Atompack: A Storage and Distribution Layer for Read-Heavy Atomistic ML Training Datasets

2026-06-29Machine Learning

Machine Learning
AI summary

The authors designed Atompack, a new way to store and share molecular datasets used for training machine learning models. Unlike other systems that focus on editing data or random access, Atompack is optimized for reading whole molecular records in random order, which suits training needs better. They showed that Atompack is much faster and creates smaller files compared to popular storage formats like HDF5 and LMDB. This suggests that organizing data as complete molecules instead of smaller parts makes training more efficient and keeps files easy to share.

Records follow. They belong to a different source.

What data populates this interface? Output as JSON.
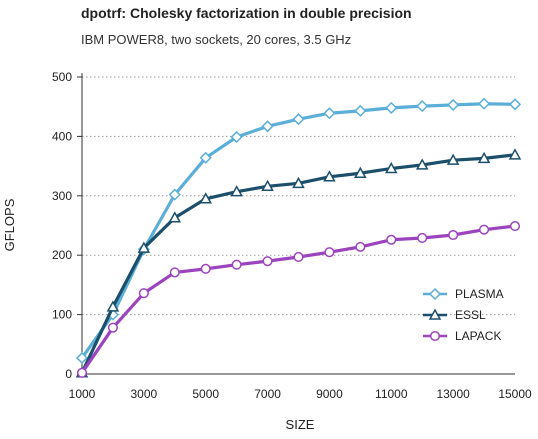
{
  "chart_data": {
    "type": "line",
    "title": "dpotrf: Cholesky factorization in double precision",
    "subtitle": "IBM POWER8, two sockets, 20 cores, 3.5 GHz",
    "xlabel": "SIZE",
    "ylabel": "GFLOPS",
    "xlim": [
      1000,
      15000
    ],
    "ylim": [
      0,
      500
    ],
    "x_ticks": [
      1000,
      3000,
      5000,
      7000,
      9000,
      11000,
      13000,
      15000
    ],
    "y_ticks": [
      0,
      100,
      200,
      300,
      400,
      500
    ],
    "grid": "horizontal dotted",
    "legend_position": "right",
    "x": [
      1000,
      2000,
      3000,
      4000,
      5000,
      6000,
      7000,
      8000,
      9000,
      10000,
      11000,
      12000,
      13000,
      14000,
      15000
    ],
    "series": [
      {
        "name": "PLASMA",
        "marker": "diamond",
        "color": "#5aaed8",
        "values": [
          27,
          100,
          210,
          302,
          364,
          399,
          417,
          429,
          439,
          443,
          448,
          451,
          453,
          455,
          454
        ]
      },
      {
        "name": "ESSL",
        "marker": "triangle",
        "color": "#1b4f6b",
        "values": [
          2,
          113,
          212,
          263,
          295,
          307,
          316,
          321,
          332,
          338,
          346,
          352,
          360,
          363,
          369
        ]
      },
      {
        "name": "LAPACK",
        "marker": "circle",
        "color": "#9c44be",
        "values": [
          2,
          78,
          136,
          171,
          177,
          184,
          190,
          197,
          205,
          214,
          226,
          229,
          234,
          243,
          249
        ]
      }
    ]
  }
}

Atomistic datasetsMachine learning trainingImmutable storageMemory-mapped filesHDF5LMDBData shufflingAppend-only storageMolecular records
Authors
Ali Ramlaoui, Daniel T. Speckhard, Sagar Pal, Fragkiskos D. Malliaros, Alexandre Duval, Victor Schmidt
Abstract
Atomistic machine learning datasets are increasingly used for training: large immutable snapshots are read repeatedly, shuffled across epochs, staged across clusters' storage systems, and republished as reusable scientific artifacts. This workload differs from interactive scientific curation, where mutable records and ad hoc inspection are often more important than random indexed throughput. We present Atompack, an append-oriented storage format and distribution layer designed around a simple workload: training pipelines usually consume complete molecular records, while the order of records is randomized by the learning algorithm. Atompack appends records efficiently during dataset construction, then commits an immutable index and serves records through a memory-mapped read path optimized for training. We compare Atompack with HDF5, LMDB, and ASE baselines representing array stores, key-value records, serialized records, and object-oriented databases. The benchmarks measure sequential reads, shuffled reads, shared-filesystem behavior, write throughput, and artifact size. On a representative 64-atom workload, Atompack is 96x faster than ASE LMDB on shuffled training-style reads while producing artifacts about 79\% smaller. The results indicate that serving complete molecule records, rather than field chunks or reconstructed objects, improves shuffled training throughput while keeping artifacts compact enough for public distribution.